Photograph: Courtesy Creative Commons/Flickr/Anyjazz65
The economics of scarcity are in full, ambrosial display at Tony Maws’s elegant, Gallic-accented restaurant. A limited quantity of the signature cheeseburger is prepared nightly and served to a lucky few at the handsome bar. The burger in question is an unapologetically cheffy affair: Maws grinds grass-fed local beef on-site, and then adds bone marrow for luxuriance and dehydrated miso for bright, salty umami. The sizeable patties are topped with house-made mace ketchup and Shelburne Farms cheddar, and served on buttered and griddled milk buns alongside vinegar pickles and celery root slaw.
Local loyalists can argue over the supposed sacrilege of the uptown mainstay’s recent downtown expansion all they want, but one thing is indisputable: Whichever location you frequent, the burgers are first-rate.

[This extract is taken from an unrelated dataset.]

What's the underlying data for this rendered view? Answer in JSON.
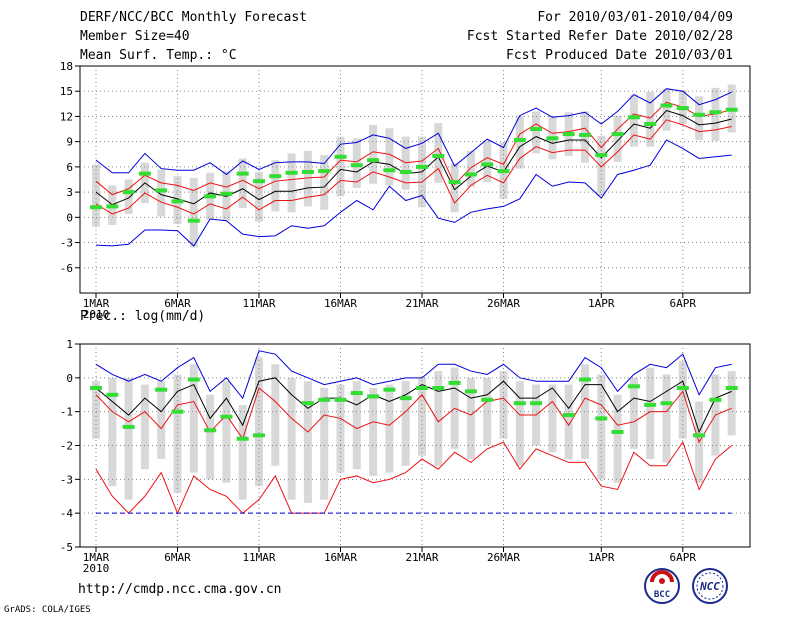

Since 1972, the UES tavern has issued its superbly juicy, half-pound marvels, served open-faced with rings of red onion and crinkle-cut pickle chips, on green-checkered tabletops. A curlicue tangle of bacon, cooked to a crisp in the broiler, is technically optional (for 45¢ more), but real burger lovers know it’s mandatory.
Ahi tuna burger at Gott’s Roadside; St. Helena, CA
This Northern California favorite debuted in a midcentury diner space in 1999 (its first moniker, Taylor’s Refresher, was changed due to a trademark dispute in 2010), and now has four locations in Napa, San Francisco and Silicon Valley. Purists head to the St. Helena original for open-air ambiance complemented by parsley-flecked garlic fries, Napa Cellars chardonnay, and a sushi-grade ahi tuna burger. The latter is topped with tart slaw and ginger wasabi mayonnaise, and provides an easy, breezy dining alternative in buttoned-up Napa Valley.

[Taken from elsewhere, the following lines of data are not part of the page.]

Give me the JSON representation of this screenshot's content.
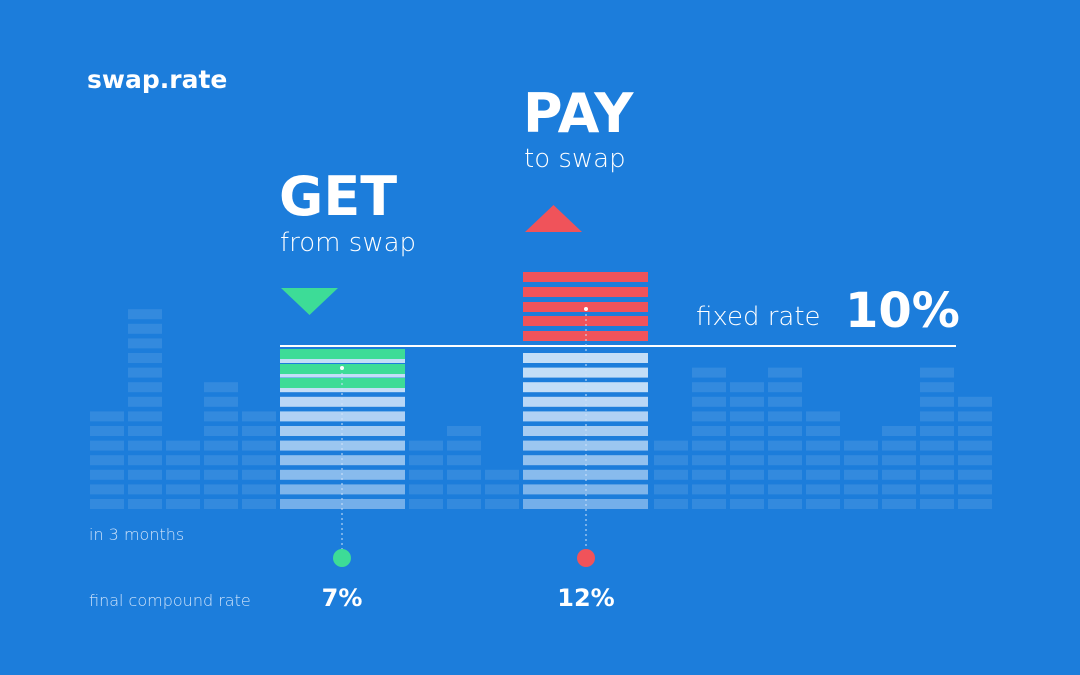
{
  "logo": "swap.rate",
  "get": {
    "title": "GET",
    "subtitle": "from swap",
    "rate": "7%"
  },
  "pay": {
    "title": "PAY",
    "subtitle": "to swap",
    "rate": "12%"
  },
  "fixed_rate": {
    "label": "fixed rate",
    "value": "10%"
  },
  "labels": {
    "period": "in 3 months",
    "final": "final compound rate"
  }
}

The Belcampo name may be expanding rapidly across LA, but there’s no better way to eat its namesake burger than at the Grand Central Market stall, where you can sink your teeth into the finest meat in town. The beef—organic, sustainable and ground on-site by head butcher Jered Standing—is delightfully rich, and the cheddar and caramelized onions piled on top only add fuel to the discussion that this has to be one of the best burgers in the city.

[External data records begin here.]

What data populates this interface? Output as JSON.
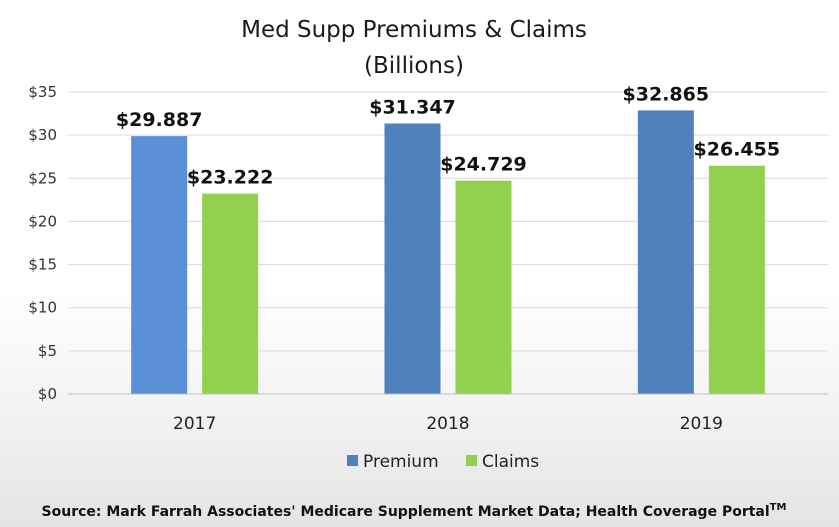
{
  "chart_data": {
    "type": "bar",
    "title": "Med Supp Premiums & Claims",
    "subtitle": "(Billions)",
    "categories": [
      "2017",
      "2018",
      "2019"
    ],
    "series": [
      {
        "name": "Premium",
        "values": [
          29.887,
          31.347,
          32.865
        ],
        "labels": [
          "$29.887",
          "$31.347",
          "$32.865"
        ],
        "colors": [
          "#5b8fd6",
          "#4f81bd",
          "#4f81bd"
        ]
      },
      {
        "name": "Claims",
        "values": [
          23.222,
          24.729,
          26.455
        ],
        "labels": [
          "$23.222",
          "$24.729",
          "$26.455"
        ],
        "colors": [
          "#92d050",
          "#92d050",
          "#92d050"
        ]
      }
    ],
    "yticks": [
      0,
      5,
      10,
      15,
      20,
      25,
      30,
      35
    ],
    "ytick_labels": [
      "$0",
      "$5",
      "$10",
      "$15",
      "$20",
      "$25",
      "$30",
      "$35"
    ],
    "ylim": [
      0,
      35
    ],
    "xlabel": "",
    "ylabel": "",
    "grid": true,
    "legend_position": "bottom",
    "legend": [
      {
        "name": "Premium",
        "color": "#4f81bd"
      },
      {
        "name": "Claims",
        "color": "#92d050"
      }
    ],
    "source_prefix": "Source:  Mark Farrah Associates' Medicare Supplement Market Data; Health Coverage Portal",
    "source_tm": "TM"
  }
}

In 2014, after nearly a decade of cooking only 24 cheeseburgers per night and serving them exclusively after 10pm, chef Linton Hopkins decided to give the people what they wanted. Namely, more cheeseburgers. The Kraft American–topped double patty, made with a 50-50 blend of brisket and grass-fed chuck, is now a regular menu item at this perpetually buzzy Buckhead gastropub. In 2015, Hopkins satisfied burger-hungry Atlantans yet again by launching a spinoff counter, H&F Burger, at hip food hall Ponce City Market.
Double cheeseburger at Workingman’s Friend; Indianapolis, IN
Part greasy spoon, part dive bar, and all-out democratic, this hole-in-the-wall was founded in a remote corner of Indy in 1923. The iconic double cheeseburger at Workingman’s Friend (234 N Belmont Ave at Turner Ave; 317-636-2067) may no longer give you change from a five-spot, but it remains a favorite of construction crews, politicians and anyone with $5.75 in their pocket and hunger in their heart. The handmade, smashed and griddled beef patties inevitably draw comparisons to contemporary steak burger chains like Shake Shack, but one could argue that the latter’s Double ShackBurger, which starts at $7.99, is considerably less friendly to the workingman.